Photography & ethnicity in 19th-century Mexico discussed

 

Description: “The Heart of Darkness in the Lacandon Rain Forest” is a talk by Dr. Deborah Dorotinsky, Institute of Aesthetic Research, National Autonomous University of Mexico (UNAM). Dorotinsky examines the visual construction of landscape and ethnicity in Mexico, as counterpoints to the post-revolutionary discourse on urban development, the New Man and modernization.

Time: Wed. Feb.15 from 5-6 p.m.
Location: Art Building (ART) 1.120
Admission: Free

Deborah Dorotinsky, Institute of Aesthetic Research, National Autonomous University of Mexico (UNAM), will examine the visual construction of landscape and ethnicity in Mexico, as counterpoint to the Post Revolutionay discourse on urban development, the New Man, and modernization. Photography of indigenous peoples of Mexico grew towards the end of the 19th century together with the documentation of popular types. Photography soon became an artifact in the classification, control, and knowledge production of cultural, social, and gendered otherness.
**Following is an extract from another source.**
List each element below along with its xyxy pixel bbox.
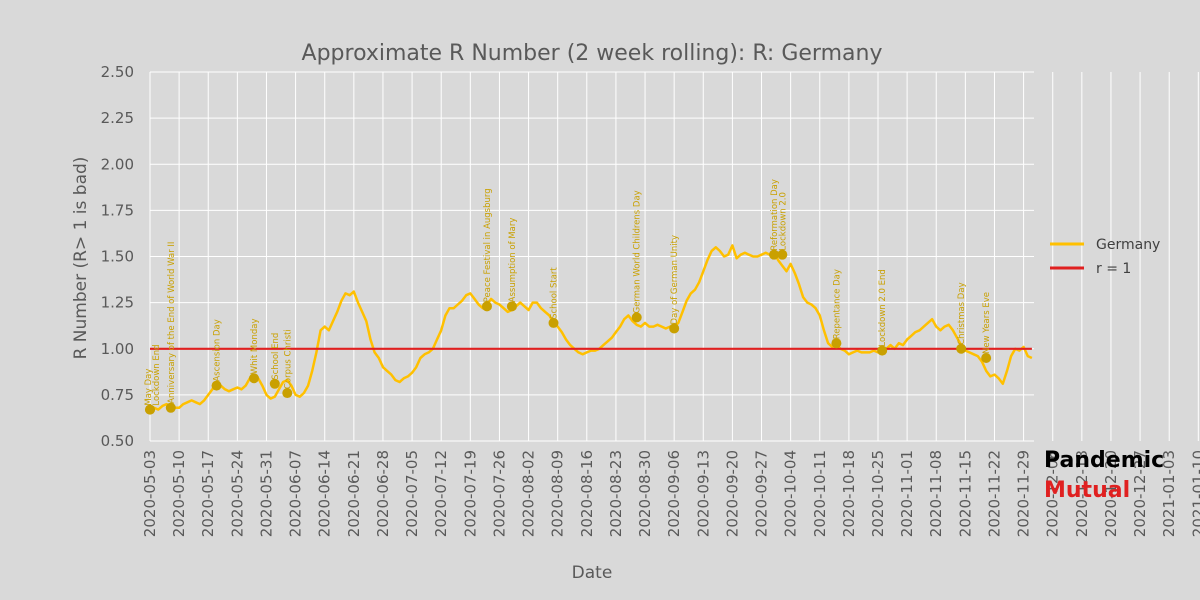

In 1943 Mañana published a four-part photographic essay on an adventurous field trip undertaken to the Lacandon rain forest by a group of scientists, government officials, and two of the magazine’s journalists. The rhetoric of the journalistic account recaptures the discourse of the 19th century adventure and travel novels characteristic of Colonial discourse. It also turns the rain forest and the Lacandon groups into a Mexican version of Joseph Conrad’s The Heart of Darkness, wherein inhabitants mark the zero degree of civilization.